Support for other server and desktop databases: If you need to support other databases in addition to Oracle, you should probably consider using PowerBuilder, Oracle Developer/2000, Oracle Power Objects, or Visual Basic. This list is by no means exhaustive. Oracle Developer/2000 can access non-Oracle data sources via ODBC. An optional component, Oracle Client Adapter, also works with Developer/2000 to access non-Oracle database servers. Oracle Power Objects supports access to DB2, SQL Server, Sybase, and ODBC data sources.
PL/SQL support: Not surprisingly, the components of Oracle Developer/2000 offer the best support for PL/SQL. Oracle Forms and Reports both have built-in PL/SQL engines, which means that you can use the same scripting language for both the client and server. (However, the current release of Developer/2000 components doesn't use the same version of PL/SQL that is used in the Oracle7 Server--;PL/SQL version 2.1.) The runner-up for this category is PowerBuilder. Although PowerBuilder doesn't have a built-in PL/SQL engine, it can invoke an Oracle stored procedure.
Object-oriented programming: Of the products mentioned in this book, PowerBuilder offers the best object-oriented environment; it provides good support for creating classes, user-defined events, and inheritance. Also, the latest version of PowerBuilder supports the deployment of distributed application objects. Oracle Power Objects provides object-oriented features somewhat similar to those of PowerBuilder. However, if you compare the scripting languages of PowerBuilder and Developer/2000--;PowerScript and PL/SQL, respectively--;PL/SQL is quite limited in its capability to handle more than primitive datatypes. Nevertheless, Developer/2000 has many other features that you should consider when you evaluate application development environments.
Support for multiple platforms: Oracle's Developer/2000 is the only development environment that currently offers production versions for the Macintosh and Motif environments. In July 1995, Oracle released a Macintosh version of Oracle Power Objects. Powersoft is also planning to release a Macintosh and Motif version of PowerBuilder in the near future.
Availability of third-party add-on products: The clear winner in this category is Visual Basic, which has a tremendous number of reasonably priced add-on products. You can find trial versions of many products on the Internet. PowerBuilder also has a substantial number of add-on products, mostly in the form of class libraries. PowerBuilder supports the use of OCXs (OLE controls).

Summary

The focus of this chapter is database migration.
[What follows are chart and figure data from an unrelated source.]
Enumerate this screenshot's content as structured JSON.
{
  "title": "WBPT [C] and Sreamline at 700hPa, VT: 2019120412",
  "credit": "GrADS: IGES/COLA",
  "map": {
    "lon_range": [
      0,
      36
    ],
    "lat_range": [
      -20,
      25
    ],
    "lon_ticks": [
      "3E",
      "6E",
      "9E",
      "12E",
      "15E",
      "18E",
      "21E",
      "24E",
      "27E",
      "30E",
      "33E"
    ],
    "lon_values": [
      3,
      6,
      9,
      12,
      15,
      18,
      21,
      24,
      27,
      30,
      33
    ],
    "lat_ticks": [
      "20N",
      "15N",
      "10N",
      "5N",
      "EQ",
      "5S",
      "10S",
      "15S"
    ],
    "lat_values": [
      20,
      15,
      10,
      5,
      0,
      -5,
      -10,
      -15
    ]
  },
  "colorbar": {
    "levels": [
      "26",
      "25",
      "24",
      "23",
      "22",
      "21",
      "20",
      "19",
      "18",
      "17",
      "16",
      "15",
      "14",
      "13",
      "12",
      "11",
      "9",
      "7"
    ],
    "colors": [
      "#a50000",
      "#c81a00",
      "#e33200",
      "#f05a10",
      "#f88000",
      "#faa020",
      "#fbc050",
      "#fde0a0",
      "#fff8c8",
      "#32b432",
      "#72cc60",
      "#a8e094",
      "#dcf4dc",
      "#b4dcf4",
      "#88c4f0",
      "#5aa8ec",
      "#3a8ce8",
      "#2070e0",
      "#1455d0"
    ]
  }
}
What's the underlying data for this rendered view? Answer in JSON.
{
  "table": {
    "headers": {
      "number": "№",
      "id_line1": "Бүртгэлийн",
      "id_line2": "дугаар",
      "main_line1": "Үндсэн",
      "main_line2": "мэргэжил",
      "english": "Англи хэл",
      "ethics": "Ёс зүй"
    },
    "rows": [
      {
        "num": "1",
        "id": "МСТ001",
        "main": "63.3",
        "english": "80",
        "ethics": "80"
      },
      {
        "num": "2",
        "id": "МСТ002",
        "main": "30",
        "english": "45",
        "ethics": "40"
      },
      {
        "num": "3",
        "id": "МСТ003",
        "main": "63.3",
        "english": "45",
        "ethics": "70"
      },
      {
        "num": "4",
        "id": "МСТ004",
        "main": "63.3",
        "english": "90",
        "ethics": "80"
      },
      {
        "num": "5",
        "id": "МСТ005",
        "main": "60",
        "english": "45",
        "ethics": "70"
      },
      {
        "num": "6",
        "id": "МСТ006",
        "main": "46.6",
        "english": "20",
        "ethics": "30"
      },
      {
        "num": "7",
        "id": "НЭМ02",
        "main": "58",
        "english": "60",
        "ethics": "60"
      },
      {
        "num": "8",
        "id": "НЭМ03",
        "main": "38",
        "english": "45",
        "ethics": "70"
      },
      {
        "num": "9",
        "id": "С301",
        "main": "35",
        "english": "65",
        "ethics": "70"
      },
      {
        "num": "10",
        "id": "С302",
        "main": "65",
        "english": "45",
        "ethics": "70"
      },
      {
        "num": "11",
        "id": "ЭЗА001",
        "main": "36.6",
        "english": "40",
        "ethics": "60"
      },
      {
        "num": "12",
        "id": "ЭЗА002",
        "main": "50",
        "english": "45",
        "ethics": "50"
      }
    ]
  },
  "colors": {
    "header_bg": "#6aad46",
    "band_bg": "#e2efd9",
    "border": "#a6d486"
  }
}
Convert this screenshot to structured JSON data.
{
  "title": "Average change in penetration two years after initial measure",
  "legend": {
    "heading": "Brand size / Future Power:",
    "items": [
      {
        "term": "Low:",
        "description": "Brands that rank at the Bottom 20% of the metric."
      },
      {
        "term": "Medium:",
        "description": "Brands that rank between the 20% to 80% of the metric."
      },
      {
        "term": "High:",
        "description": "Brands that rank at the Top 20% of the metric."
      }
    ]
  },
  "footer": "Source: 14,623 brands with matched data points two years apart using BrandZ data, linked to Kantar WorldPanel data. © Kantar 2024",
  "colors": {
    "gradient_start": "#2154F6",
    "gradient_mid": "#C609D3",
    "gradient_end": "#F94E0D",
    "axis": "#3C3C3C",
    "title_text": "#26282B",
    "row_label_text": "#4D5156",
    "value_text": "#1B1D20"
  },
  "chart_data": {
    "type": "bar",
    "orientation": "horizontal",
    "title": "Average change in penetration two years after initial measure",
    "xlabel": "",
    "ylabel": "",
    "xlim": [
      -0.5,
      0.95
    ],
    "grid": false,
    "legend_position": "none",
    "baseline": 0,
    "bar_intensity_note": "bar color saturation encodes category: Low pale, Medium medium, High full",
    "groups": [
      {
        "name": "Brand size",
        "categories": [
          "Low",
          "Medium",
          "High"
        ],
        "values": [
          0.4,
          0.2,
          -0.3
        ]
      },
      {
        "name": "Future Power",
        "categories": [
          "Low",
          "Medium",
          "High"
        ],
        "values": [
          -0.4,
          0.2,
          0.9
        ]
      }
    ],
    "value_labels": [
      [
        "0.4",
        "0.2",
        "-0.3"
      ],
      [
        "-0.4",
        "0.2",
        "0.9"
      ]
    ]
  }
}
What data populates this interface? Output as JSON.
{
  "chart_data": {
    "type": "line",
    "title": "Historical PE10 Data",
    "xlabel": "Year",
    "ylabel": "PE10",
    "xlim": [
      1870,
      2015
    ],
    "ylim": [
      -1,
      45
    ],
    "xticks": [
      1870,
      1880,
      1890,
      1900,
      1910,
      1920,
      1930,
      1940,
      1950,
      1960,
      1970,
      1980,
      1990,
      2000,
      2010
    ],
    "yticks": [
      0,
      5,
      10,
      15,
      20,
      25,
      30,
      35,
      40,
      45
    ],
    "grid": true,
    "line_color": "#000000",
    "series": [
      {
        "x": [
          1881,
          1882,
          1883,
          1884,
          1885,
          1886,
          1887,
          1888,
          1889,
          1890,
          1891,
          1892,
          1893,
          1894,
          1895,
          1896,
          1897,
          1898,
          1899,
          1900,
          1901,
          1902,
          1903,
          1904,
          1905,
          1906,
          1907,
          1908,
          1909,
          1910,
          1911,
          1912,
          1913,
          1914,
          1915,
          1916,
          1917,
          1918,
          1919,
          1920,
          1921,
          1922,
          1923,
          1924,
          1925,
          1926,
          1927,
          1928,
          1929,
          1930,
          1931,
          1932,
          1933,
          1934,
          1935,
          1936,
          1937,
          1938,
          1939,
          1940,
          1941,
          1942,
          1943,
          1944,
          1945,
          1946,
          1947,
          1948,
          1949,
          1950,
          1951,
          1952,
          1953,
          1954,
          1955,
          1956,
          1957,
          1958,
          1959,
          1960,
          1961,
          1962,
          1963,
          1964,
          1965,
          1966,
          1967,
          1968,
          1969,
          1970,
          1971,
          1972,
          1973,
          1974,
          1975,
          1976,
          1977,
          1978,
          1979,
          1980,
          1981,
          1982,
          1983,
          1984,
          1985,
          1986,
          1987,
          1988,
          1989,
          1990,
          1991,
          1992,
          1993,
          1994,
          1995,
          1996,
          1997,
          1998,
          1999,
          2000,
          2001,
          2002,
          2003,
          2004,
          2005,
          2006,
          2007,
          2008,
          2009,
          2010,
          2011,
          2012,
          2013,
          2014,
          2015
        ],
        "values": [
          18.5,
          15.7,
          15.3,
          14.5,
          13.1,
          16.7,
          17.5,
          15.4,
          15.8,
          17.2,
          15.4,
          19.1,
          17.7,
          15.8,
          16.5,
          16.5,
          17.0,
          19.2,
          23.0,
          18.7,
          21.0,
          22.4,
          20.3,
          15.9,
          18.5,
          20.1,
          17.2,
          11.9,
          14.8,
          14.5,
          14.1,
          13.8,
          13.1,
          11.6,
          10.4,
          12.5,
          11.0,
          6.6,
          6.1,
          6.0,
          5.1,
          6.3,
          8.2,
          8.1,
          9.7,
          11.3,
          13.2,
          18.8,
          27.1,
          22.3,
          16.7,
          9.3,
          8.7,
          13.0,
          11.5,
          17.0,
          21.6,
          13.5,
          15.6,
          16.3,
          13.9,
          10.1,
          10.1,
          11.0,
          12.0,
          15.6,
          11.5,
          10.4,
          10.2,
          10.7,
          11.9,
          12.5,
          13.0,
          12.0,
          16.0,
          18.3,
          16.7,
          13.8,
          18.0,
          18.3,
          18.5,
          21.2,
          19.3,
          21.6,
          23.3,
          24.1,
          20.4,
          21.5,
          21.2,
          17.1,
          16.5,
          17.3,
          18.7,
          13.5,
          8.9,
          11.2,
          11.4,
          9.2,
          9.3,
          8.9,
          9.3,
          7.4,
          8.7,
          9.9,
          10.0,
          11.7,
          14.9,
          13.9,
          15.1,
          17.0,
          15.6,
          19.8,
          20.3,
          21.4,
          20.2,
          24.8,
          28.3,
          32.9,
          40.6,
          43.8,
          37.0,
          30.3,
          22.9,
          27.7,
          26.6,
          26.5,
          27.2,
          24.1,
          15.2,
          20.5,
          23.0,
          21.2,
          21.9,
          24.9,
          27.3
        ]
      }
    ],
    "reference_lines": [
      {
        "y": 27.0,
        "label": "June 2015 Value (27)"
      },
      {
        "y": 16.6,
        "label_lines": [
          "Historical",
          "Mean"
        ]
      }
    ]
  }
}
Database migration consists of three principal subtasks: migrating the database structures, moving the data, and transforming the application logic.
The use of a data modeling tool, such as ERwin from Logic Works, supports the task of migrating the legacy data model to an Oracle database.
You can use several methods to move the legacy data into an Oracle database. SQL*Loader can load legacy data from flat files into Oracle tables. PowerBuilder provides a data pipeline tool that copies data from a source database to a destination database.